Video report by ITV News Central Correspondent Nancy Cole
One of the Duke of Edinburgh's most recognised achievements is his worldwide prestigious award programme for young people.
The Duke founded the award 65 years ago and since then it has helped millions of young people aged 14 to 24 across the world.
The DofE award was initially set up to give young boys a focus between leaving school and starting national service.
After the first 10 years the scheme - which focused on four areas including public service, expeditions, pursuits and fitness - was opened to girls.
Speaking to ITV News Central in 2006 about the award, the Duke explained why it will always be relevant, "It's still going to be important to find out the value of voluntary service, it's still going to be important to find out or discover a skill that is interesting.
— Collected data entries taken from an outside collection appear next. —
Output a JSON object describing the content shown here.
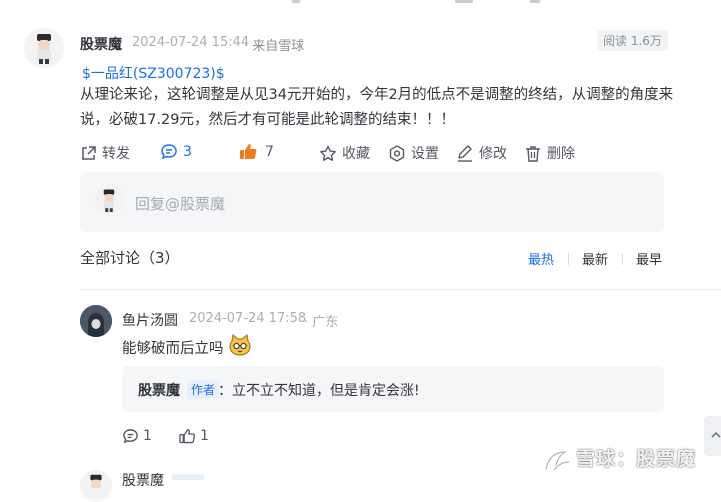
{
  "post": {
    "author": "股票魔",
    "time": "2024-07-24 15:44",
    "source": "· 来自雪球",
    "reads": "阅读 1.6万",
    "stock_link": "$一品红(SZ300723)$",
    "text": "从理论来论，这轮调整是从见34元开始的，今年2月的低点不是调整的终结，从调整的角度来说，必破17.29元，然后才有可能是此轮调整的结束！！！"
  },
  "actions": {
    "repost": "转发",
    "comments": "3",
    "likes": "7",
    "favorite": "收藏",
    "settings": "设置",
    "edit": "修改",
    "delete": "删除"
  },
  "reply": {
    "placeholder": "回复@股票魔"
  },
  "discussion": {
    "title": "全部讨论（3）",
    "sort": [
      "最热",
      "最新",
      "最早"
    ],
    "active_sort": "最热"
  },
  "comment1": {
    "name": "鱼片汤圆",
    "time": "2024-07-24 17:58",
    "location": "· 广东",
    "text": "能够破而后立吗",
    "reply_author": "股票魔",
    "reply_tag": "作者",
    "reply_text": "：立不立不知道，但是肯定会涨!",
    "comment_count": "1",
    "like_count": "1"
  },
  "comment2": {
    "name": "股票魔"
  },
  "watermark": "雪球：股票魔",
  "colors": {
    "accent": "#1a6ef5",
    "like": "#f07a20",
    "background": "#ffffff",
    "box": "#f5f6f8"
  }
}
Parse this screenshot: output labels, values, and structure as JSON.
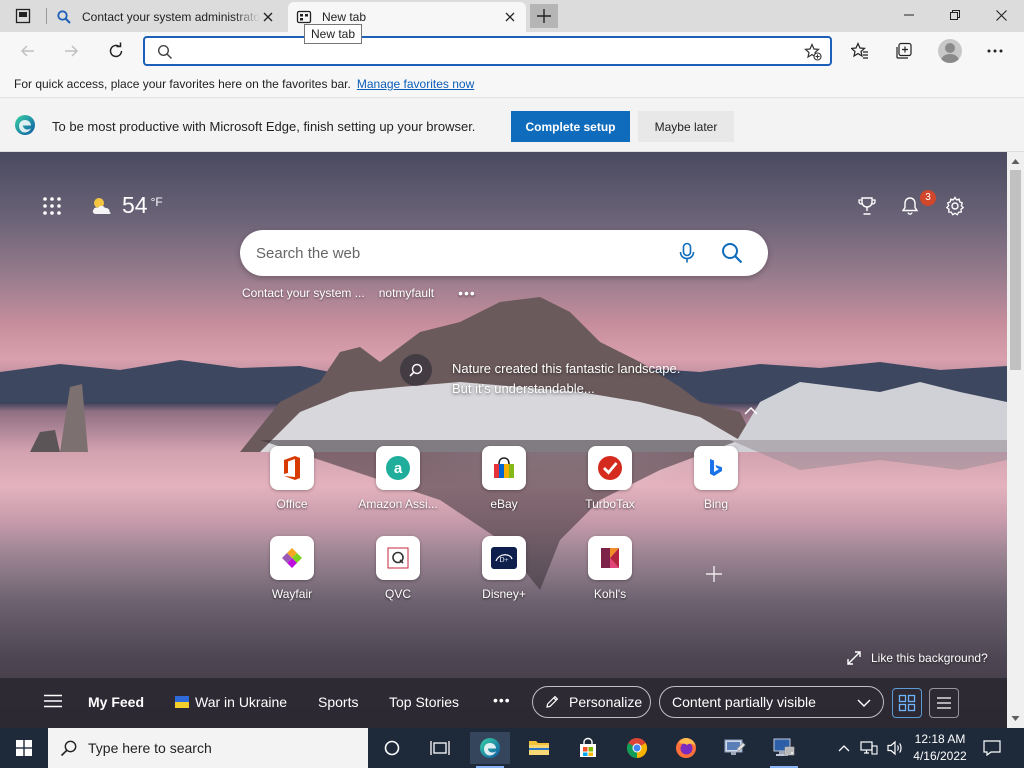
{
  "browser": {
    "tabs": [
      {
        "title": "Contact your system administrator"
      },
      {
        "title": "New tab"
      }
    ],
    "tooltip": "New tab"
  },
  "address_bar": {
    "value": "",
    "placeholder": ""
  },
  "favorites_bar": {
    "text": "For quick access, place your favorites here on the favorites bar.",
    "link": "Manage favorites now"
  },
  "setup_banner": {
    "message": "To be most productive with Microsoft Edge, finish setting up your browser.",
    "primary": "Complete setup",
    "secondary": "Maybe later"
  },
  "ntp": {
    "weather": {
      "temp": "54",
      "unit": "°F"
    },
    "notification_count": "3",
    "search": {
      "placeholder": "Search the web"
    },
    "quick_links": [
      "Contact your system ...",
      "notmyfault"
    ],
    "caption": {
      "line1": "Nature created this fantastic landscape.",
      "line2": "But it's understandable..."
    },
    "tiles": [
      {
        "label": "Office",
        "icon": "office-icon"
      },
      {
        "label": "Amazon Assi...",
        "icon": "amazon-icon"
      },
      {
        "label": "eBay",
        "icon": "ebay-icon"
      },
      {
        "label": "TurboTax",
        "icon": "turbotax-icon"
      },
      {
        "label": "Bing",
        "icon": "bing-icon"
      },
      {
        "label": "Wayfair",
        "icon": "wayfair-icon"
      },
      {
        "label": "QVC",
        "icon": "qvc-icon"
      },
      {
        "label": "Disney+",
        "icon": "disney-icon"
      },
      {
        "label": "Kohl's",
        "icon": "kohls-icon"
      }
    ],
    "like_background": "Like this background?",
    "feed": {
      "tabs": [
        "My Feed",
        "War in Ukraine",
        "Sports",
        "Top Stories"
      ],
      "personalize": "Personalize",
      "visibility": "Content partially visible"
    }
  },
  "taskbar": {
    "search_placeholder": "Type here to search",
    "time": "12:18 AM",
    "date": "4/16/2022"
  },
  "colors": {
    "accent": "#0f6cbd",
    "address_border": "#1b5fb8",
    "taskbar": "#1e2a3a",
    "badge": "#d0472c"
  }
}
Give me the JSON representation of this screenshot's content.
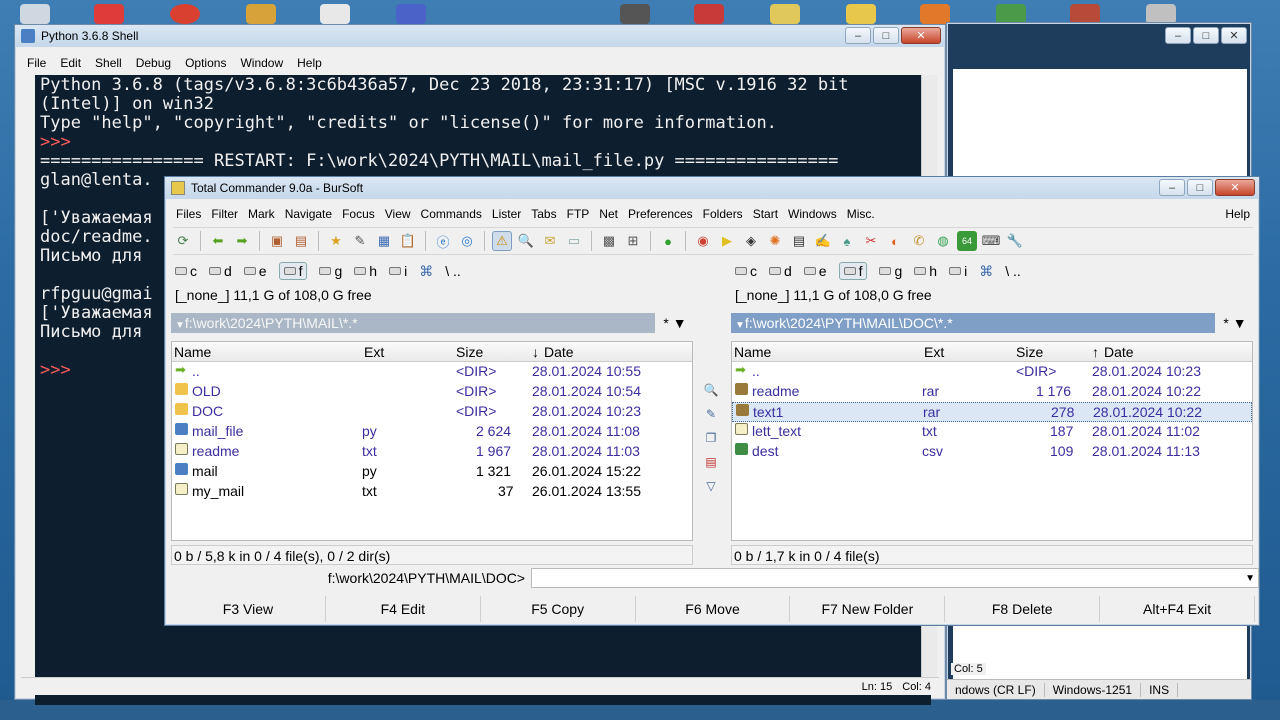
{
  "python_shell": {
    "title": "Python 3.6.8 Shell",
    "menu": [
      "File",
      "Edit",
      "Shell",
      "Debug",
      "Options",
      "Window",
      "Help"
    ],
    "lines": [
      "Python 3.6.8 (tags/v3.6.8:3c6b436a57, Dec 23 2018, 23:31:17) [MSC v.1916 32 bit",
      "(Intel)] on win32",
      "Type \"help\", \"copyright\", \"credits\" or \"license()\" for more information.",
      ">>>",
      "================ RESTART: F:\\work\\2024\\PYTH\\MAIL\\mail_file.py ================",
      "glan@lenta.",
      "",
      "['Уважаемая",
      "doc/readme.",
      "Письмо для",
      "",
      "rfpguu@gmai",
      "['Уважаемая",
      "Письмо для",
      "",
      ">>>"
    ],
    "status": {
      "ln": "Ln: 15",
      "col": "Col: 4"
    }
  },
  "bg_window": {
    "status": [
      "ndows (CR LF)",
      "Windows-1251",
      "INS"
    ],
    "col": "Col: 5"
  },
  "total_commander": {
    "title": "Total Commander 9.0a - BurSoft",
    "menu": [
      "Files",
      "Filter",
      "Mark",
      "Navigate",
      "Focus",
      "View",
      "Commands",
      "Lister",
      "Tabs",
      "FTP",
      "Net",
      "Preferences",
      "Folders",
      "Start",
      "Windows",
      "Misc."
    ],
    "help": "Help",
    "left": {
      "drives": [
        "c",
        "d",
        "e",
        "f",
        "g",
        "h",
        "i"
      ],
      "nav": "\\  ..",
      "free": "[_none_]  11,1 G of 108,0 G free",
      "path": "f:\\work\\2024\\PYTH\\MAIL\\*.*",
      "filter": "* ▼",
      "headers": {
        "name": "Name",
        "ext": "Ext",
        "size": "Size",
        "date": "Date"
      },
      "sort_arrow": "↓",
      "files": [
        {
          "icon": "up",
          "name": "..",
          "ext": "",
          "size": "<DIR>",
          "date": "28.01.2024 10:55"
        },
        {
          "icon": "folder",
          "name": "OLD",
          "ext": "",
          "size": "<DIR>",
          "date": "28.01.2024 10:54"
        },
        {
          "icon": "folder",
          "name": "DOC",
          "ext": "",
          "size": "<DIR>",
          "date": "28.01.2024 10:23"
        },
        {
          "icon": "py",
          "name": "mail_file",
          "ext": "py",
          "size": "2 624",
          "date": "28.01.2024 11:08"
        },
        {
          "icon": "txt",
          "name": "readme",
          "ext": "txt",
          "size": "1 967",
          "date": "28.01.2024 11:03"
        },
        {
          "icon": "py",
          "name": "mail",
          "ext": "py",
          "size": "1 321",
          "date": "26.01.2024 15:22"
        },
        {
          "icon": "txt",
          "name": "my_mail",
          "ext": "txt",
          "size": "37",
          "date": "26.01.2024 13:55"
        }
      ],
      "status": "0 b / 5,8 k in 0 / 4 file(s), 0 / 2 dir(s)"
    },
    "right": {
      "drives": [
        "c",
        "d",
        "e",
        "f",
        "g",
        "h",
        "i"
      ],
      "nav": "\\  ..",
      "free": "[_none_]  11,1 G of 108,0 G free",
      "path": "f:\\work\\2024\\PYTH\\MAIL\\DOC\\*.*",
      "filter": "* ▼",
      "headers": {
        "name": "Name",
        "ext": "Ext",
        "size": "Size",
        "date": "Date"
      },
      "sort_arrow": "↑",
      "files": [
        {
          "icon": "up",
          "name": "..",
          "ext": "",
          "size": "<DIR>",
          "date": "28.01.2024 10:23"
        },
        {
          "icon": "rar",
          "name": "readme",
          "ext": "rar",
          "size": "1 176",
          "date": "28.01.2024 10:22"
        },
        {
          "icon": "rar",
          "name": "text1",
          "ext": "rar",
          "size": "278",
          "date": "28.01.2024 10:22",
          "selected": true
        },
        {
          "icon": "txt",
          "name": "lett_text",
          "ext": "txt",
          "size": "187",
          "date": "28.01.2024 11:02"
        },
        {
          "icon": "csv",
          "name": "dest",
          "ext": "csv",
          "size": "109",
          "date": "28.01.2024 11:13"
        }
      ],
      "status": "0 b / 1,7 k in 0 / 4 file(s)"
    },
    "cmd_path": "f:\\work\\2024\\PYTH\\MAIL\\DOC>",
    "fkeys": [
      "F3 View",
      "F4 Edit",
      "F5 Copy",
      "F6 Move",
      "F7 New Folder",
      "F8 Delete",
      "Alt+F4 Exit"
    ]
  }
}
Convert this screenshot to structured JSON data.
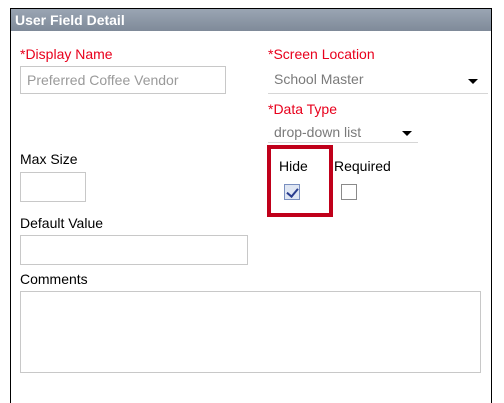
{
  "header": {
    "title": "User Field Detail"
  },
  "display_name": {
    "label": "*Display Name",
    "value": "Preferred Coffee Vendor"
  },
  "screen_location": {
    "label": "*Screen Location",
    "value": "School Master"
  },
  "data_type": {
    "label": "*Data Type",
    "value": "drop-down list"
  },
  "max_size": {
    "label": "Max Size",
    "value": ""
  },
  "hide": {
    "label": "Hide",
    "checked": true
  },
  "required": {
    "label": "Required",
    "checked": false
  },
  "default_value": {
    "label": "Default Value",
    "value": ""
  },
  "comments": {
    "label": "Comments",
    "value": ""
  },
  "colors": {
    "required_label": "#e8001c",
    "highlight": "#c0001a",
    "header_bg": "#8792a1"
  }
}
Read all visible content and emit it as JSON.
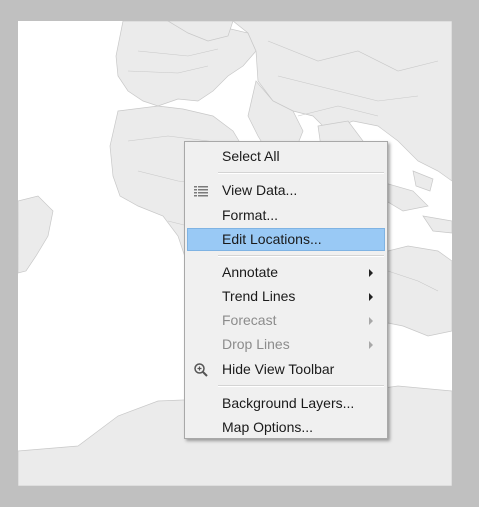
{
  "colors": {
    "outer_background": "#c0c0c0",
    "map_land": "#ebebeb",
    "map_borders": "#c8c8c8",
    "menu_background": "#f0f0f0",
    "highlight": "#99c9f5"
  },
  "context_menu": {
    "items": [
      {
        "label": "Select All",
        "enabled": true,
        "submenu": false,
        "icon": null
      },
      {
        "label": "View Data...",
        "enabled": true,
        "submenu": false,
        "icon": "table-grid-icon"
      },
      {
        "label": "Format...",
        "enabled": true,
        "submenu": false,
        "icon": null
      },
      {
        "label": "Edit Locations...",
        "enabled": true,
        "submenu": false,
        "icon": null,
        "highlighted": true
      },
      {
        "label": "Annotate",
        "enabled": true,
        "submenu": true,
        "icon": null
      },
      {
        "label": "Trend Lines",
        "enabled": true,
        "submenu": true,
        "icon": null
      },
      {
        "label": "Forecast",
        "enabled": false,
        "submenu": true,
        "icon": null
      },
      {
        "label": "Drop Lines",
        "enabled": false,
        "submenu": true,
        "icon": null
      },
      {
        "label": "Hide View Toolbar",
        "enabled": true,
        "submenu": false,
        "icon": "zoom-in-icon"
      },
      {
        "label": "Background Layers...",
        "enabled": true,
        "submenu": false,
        "icon": null
      },
      {
        "label": "Map Options...",
        "enabled": true,
        "submenu": false,
        "icon": null
      }
    ]
  }
}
"It is still important to take some sort of physical activity and it's still important to discover about enterprise and finding your way around the countryside," he added.
Thousands of organisations across the UK run the award scheme, including schools, academies, youth groups and voluntary organisations, fostering agencies, young offender institutions and hospitals.
In the UK, 6.7 million young people have taken on the challenge of a DofE Award to date.
The first person ever to achieve the Duke of Edinburgh gold award was Tony Mullins, in 1958.
Since then he has volunteered to train young people by delivering vital first aid sessions, for the charity.
He told ITV News Central: "It had introduced me to a lot of things I had never done before and that stayed with me all the while. I have been involved with the award scheme since it started."
His daughter and grandson have both earned their Gold Awards too, making them the first family with three ‘golden generations’.
Ruth Marvel, chief executive officer of The Duke of Edinburgh’s Award (DofE) said: "The Duke’s timeless vision for young people has never been more relevant or needed.
"The DofE has played a crucial role in supporting young people to survive and thrive despite the unprecedented challenges of the pandemic, and we will continue to build on his legacy.
"The Duke was a lifelong advocate for young people, believing in each individual’s potential and creating in the DofE what he saw as a ‘do-it-yourself growing up kit’.
"We’re honoured to continue HRH’s work, to ensure that all young people – especially those from marginalised groups – can benefit from the better educational outcomes, employment prospects, community ties and better mental health that are associated with doing DofE."